After incubated for 4 and 6 h, the pH was measured using a Hanna pH meter (model HI83141, HANA instruments, Romania) from 147 bottles, and the liquid samples were then filtered through cheesecloth (four-layers) and centrifuged at 16,000× g for 15 min. After centrifuged, the supernatant was collected by dividing into two parts: the first part was used to analyzed NH3-N concentration using Kjeldahl methods according to AOAC [24] and VFA proportions including acetate (C2), propionate (C3), and butyrate (C4) using high-performance liquid chromatography (Instruments by controller water model 600E, Water model 484 UV detector, column Novapak C18, column size 4 × 150 mm, mobile phase 10 mM H2PO4 (pH 2.5); ETL Testing Laboratory, Inc., Cortland, NY). The remaining part was mixed with formaldehyde at 1:9 ratio for protozoal counts using microscopic (Boeco, Hamburg, Germany). HCN concentration in the liquid samples was measured by using spectrophotometry [26].
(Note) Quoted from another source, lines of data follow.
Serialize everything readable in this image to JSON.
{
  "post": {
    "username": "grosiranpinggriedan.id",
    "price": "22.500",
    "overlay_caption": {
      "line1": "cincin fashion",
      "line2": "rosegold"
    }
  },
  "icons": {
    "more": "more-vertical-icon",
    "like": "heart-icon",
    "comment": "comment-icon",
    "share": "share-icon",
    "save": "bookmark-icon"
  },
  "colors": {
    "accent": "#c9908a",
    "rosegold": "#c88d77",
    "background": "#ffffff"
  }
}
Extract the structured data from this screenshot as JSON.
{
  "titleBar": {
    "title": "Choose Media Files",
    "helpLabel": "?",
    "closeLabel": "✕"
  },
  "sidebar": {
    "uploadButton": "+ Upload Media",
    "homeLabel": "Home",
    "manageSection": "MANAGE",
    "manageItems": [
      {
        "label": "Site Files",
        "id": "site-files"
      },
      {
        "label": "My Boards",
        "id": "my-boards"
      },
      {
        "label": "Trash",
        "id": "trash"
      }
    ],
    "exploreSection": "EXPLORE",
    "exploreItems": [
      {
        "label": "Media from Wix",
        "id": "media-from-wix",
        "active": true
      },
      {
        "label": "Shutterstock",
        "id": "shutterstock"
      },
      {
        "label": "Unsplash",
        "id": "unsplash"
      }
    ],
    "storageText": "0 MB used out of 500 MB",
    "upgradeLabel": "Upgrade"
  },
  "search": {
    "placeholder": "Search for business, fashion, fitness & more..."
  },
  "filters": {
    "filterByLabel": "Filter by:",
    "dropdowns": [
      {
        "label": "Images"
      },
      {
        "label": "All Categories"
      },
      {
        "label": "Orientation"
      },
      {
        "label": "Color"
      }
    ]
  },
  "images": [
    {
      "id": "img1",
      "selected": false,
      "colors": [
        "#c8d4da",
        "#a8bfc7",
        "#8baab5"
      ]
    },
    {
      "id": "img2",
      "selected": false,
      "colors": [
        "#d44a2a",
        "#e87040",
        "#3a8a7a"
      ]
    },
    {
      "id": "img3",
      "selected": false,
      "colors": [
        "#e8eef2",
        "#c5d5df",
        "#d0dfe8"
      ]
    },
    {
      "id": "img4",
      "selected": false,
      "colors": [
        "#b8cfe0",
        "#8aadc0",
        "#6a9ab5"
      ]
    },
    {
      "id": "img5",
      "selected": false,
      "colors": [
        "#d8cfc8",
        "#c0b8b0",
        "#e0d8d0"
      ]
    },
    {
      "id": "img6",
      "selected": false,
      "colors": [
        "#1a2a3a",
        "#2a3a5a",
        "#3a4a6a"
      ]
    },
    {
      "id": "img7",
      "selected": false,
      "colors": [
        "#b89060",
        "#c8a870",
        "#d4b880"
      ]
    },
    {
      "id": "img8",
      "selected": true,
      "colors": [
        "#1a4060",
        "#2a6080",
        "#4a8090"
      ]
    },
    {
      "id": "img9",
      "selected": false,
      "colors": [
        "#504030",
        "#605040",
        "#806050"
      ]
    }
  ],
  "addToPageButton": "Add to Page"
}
After incubated for 12 h and 24 h, the samples were collected by filtering through pre-weighed Gooch crucibles, then the Gooch crucibles containing sample were oven-dried at 60°C for 24 h. After oven-dried, the DM of samples and blank was used to calculate the in vitro DM degradability (IVDMD) [30]. Then, the samples were analyzed for in vitro NDF, and ADF degradability according to Van Soest et al. [25].
Statistical analysis
All data were subjected to the General Linear Models (GLM) procedures of SAS [31]. The following model was used:
yijkl = µ + ai+ bj+ ck + abij + acik + bcjk +abcijk + ɛijkl
where y is the observation, m is the overall mean, ai is the level of sulfur(i,1–3), bj is the level of urea (j, 1–2), ck is the level of FCR at 0%, 40%, 60% and 80% of all diet (k,1–4), abij, acik, bcjk, abcijk, is the interaction effect and ɛijkl is the error. Differences among treatment means for all parameters were contrasted by Tukey’s Multiple Comparison Test. Differences among means were accepted at P < 0.05.